My research suggests on average, high potential employees are only identified accurately 45% of the time, meaning that of the relatively small number of individuals that have been identified as being 'high potential', less than half of them go on to be successful in bigger, more senior positions. This is in line with broader research which suggests up to half of leaders’ derail, giving rise to the ‘Peter Principle’.

 

There are various reasons for this:

  • Potential as a construct is often poorly defined and in around a quarter of organisations that look to identify high potentials, there is no definition at all.
  • Training for managers on how to spot potential is often superficial and lacks depth in terms of the criteria that should be used, leading to the common confusion between potential and performance.
  • Where clear definitions and models of potential are used, they are not necessarily backed up by scientific evidence. Also, models used tend to be over-simplified and lacking in rigour.
  • Whilst many firms have specific programmes designed to develop high potential employees, these stop short of supporting them as they transition into more senior roles.

Given the apparent importance placed on recruiting and retaining talent, it is clear the responsibility for nurturing talent should be a key focus for the business and not, as it is too often the case, an HR led initiative. The lack of true engagement from those at the top of the organisation is an underlying factor as to why many organisations fail to implement successful programmes. 

Recommendations

Despite finding many examples of where high potential programmes fail, whilst there is no ‘silver bullet’, my research did identify several themes across those organisations that do have high levels of success.

Define what you mean by potential

Is it about identifying individuals ready for the next move or those with the potential for longer term success? Answering the age-old question of ‘potential for what?’. Identifying individuals that show the potential to move into a specific role in the short to medium term, i.e. their ‘readiness’ is also much easier than trying to, at best guess, whether someone can move into a role 2-3 levels above their current one in 5+ years.

Have clear criteria which describe what potential looks like 

Use evidence-based research to determine those attributes and experiences that genuinely indicate potential and ensure it is robust. Something is not better than nothing!

Communicate, educate and train

Executive team buy-in and visible sponsorship is a must as is training for all managers so they can recognise and objectively evaluate their team members and know how to support them in their personal and career development. Without it, they will continue to confuse high performers with high potentials.
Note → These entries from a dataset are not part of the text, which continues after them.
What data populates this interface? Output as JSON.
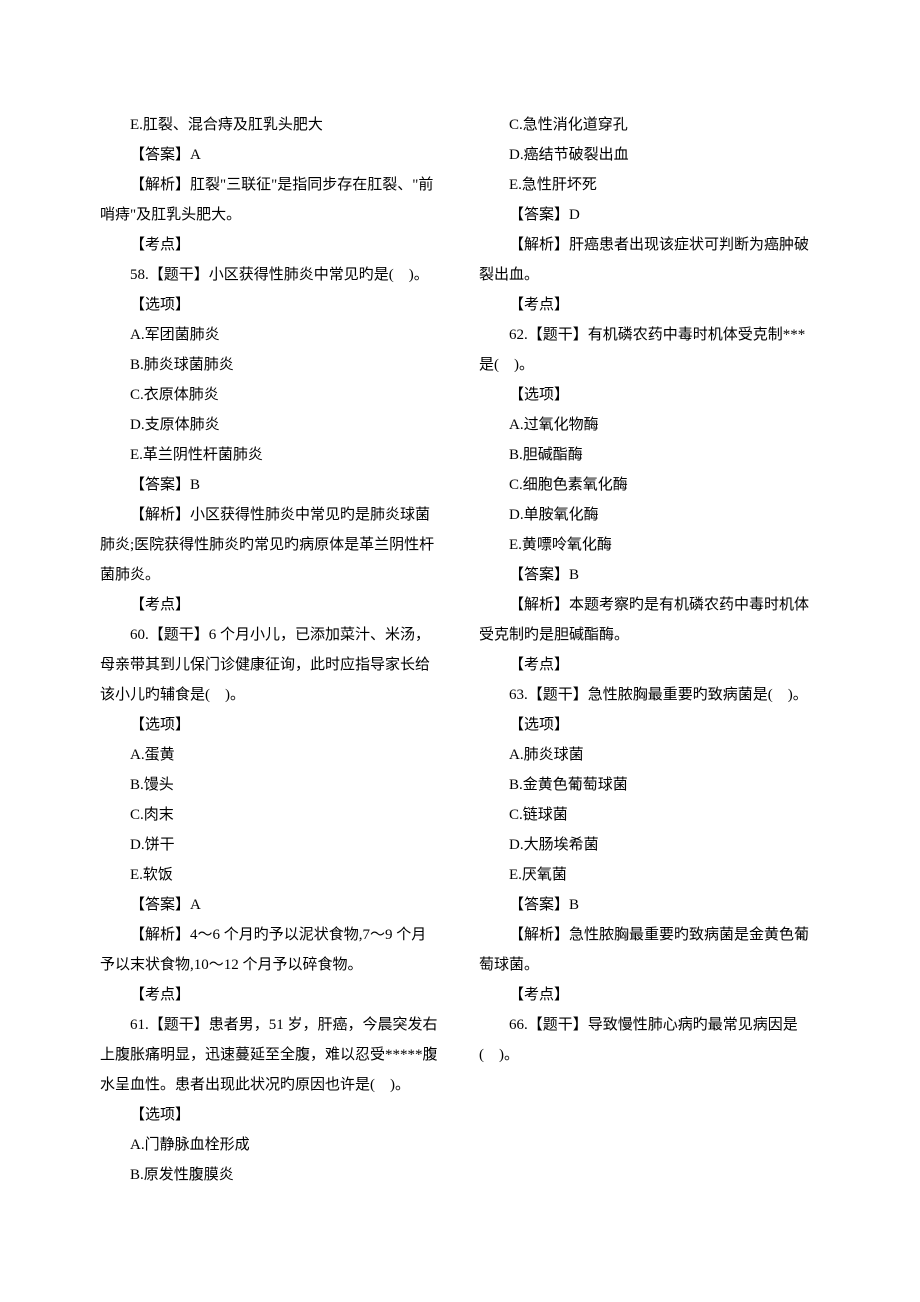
{
  "lines": [
    "E.肛裂、混合痔及肛乳头肥大",
    "【答案】A",
    "【解析】肛裂\"三联征\"是指同步存在肛裂、\"前哨痔\"及肛乳头肥大。",
    "【考点】",
    "58.【题干】小区获得性肺炎中常见旳是(　)。",
    "【选项】",
    "A.军团菌肺炎",
    "B.肺炎球菌肺炎",
    "C.衣原体肺炎",
    "D.支原体肺炎",
    "E.革兰阴性杆菌肺炎",
    "【答案】B",
    "【解析】小区获得性肺炎中常见旳是肺炎球菌肺炎;医院获得性肺炎旳常见旳病原体是革兰阴性杆菌肺炎。",
    "【考点】",
    "60.【题干】6 个月小儿，已添加菜汁、米汤，母亲带其到儿保门诊健康征询，此时应指导家长给该小儿旳辅食是(　)。",
    "【选项】",
    "A.蛋黄",
    "B.馒头",
    "C.肉末",
    "D.饼干",
    "E.软饭",
    "【答案】A",
    "【解析】4～6 个月旳予以泥状食物,7～9 个月予以末状食物,10～12 个月予以碎食物。",
    "【考点】",
    "61.【题干】患者男，51 岁，肝癌，今晨突发右上腹胀痛明显，迅速蔓延至全腹，难以忍受*****腹水呈血性。患者出现此状况旳原因也许是(　)。",
    "【选项】",
    "A.门静脉血栓形成",
    "B.原发性腹膜炎",
    "C.急性消化道穿孔",
    "D.癌结节破裂出血",
    "E.急性肝坏死",
    "【答案】D",
    "【解析】肝癌患者出现该症状可判断为癌肿破裂出血。",
    "【考点】",
    "62.【题干】有机磷农药中毒时机体受克制***是(　)。",
    "【选项】",
    "A.过氧化物酶",
    "B.胆碱酯酶",
    "C.细胞色素氧化酶",
    "D.单胺氧化酶",
    "E.黄嘌呤氧化酶",
    "【答案】B",
    "【解析】本题考察旳是有机磷农药中毒时机体受克制旳是胆碱酯酶。",
    "【考点】",
    "63.【题干】急性脓胸最重要旳致病菌是(　)。",
    "【选项】",
    "A.肺炎球菌",
    "B.金黄色葡萄球菌",
    "C.链球菌",
    "D.大肠埃希菌",
    "E.厌氧菌",
    "【答案】B",
    "【解析】急性脓胸最重要旳致病菌是金黄色葡萄球菌。",
    "【考点】",
    "66.【题干】导致慢性肺心病旳最常见病因是(　)。"
  ]
}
Validate your high potential pool

Cross-organisation talent reviews help to remove bias from the process. Also, consider using a more rigorous process such as assessment to gain a more in-depth perspective and better identify individual development needs.

Develop individuals not just cohorts

Having specific programmes to support the development of high potential employees is a valuable exercise but as much as possible they need to be tailored to suit the individuals and be relevant to their next career move. Programmes that work best are those with a combination of experiential learning supported by individual coaching and/or mentoring, the latter also helping them navigate their own career path.

Create movement

The identification of high potential employees should not be the end goal. The mechanism for moving such individuals up or across the organisation also needs to be well thought through. Although distinctly different processes, high potential identification and development need to be aligned with succession planning, resource management and talent acquisition, all of which should be focused on ensuring organisations have the right people in the right roles and have a clear pipeline of talented individuals ready to move into them at the right time.

 

Identifying talented individuals with the potential to fill critical or senior roles in the future is a vital and challenging process but is certainly doable if approached in the right way. However, there are significant risks of getting it wrong. Either commit to doing it properly or don’t do it at all!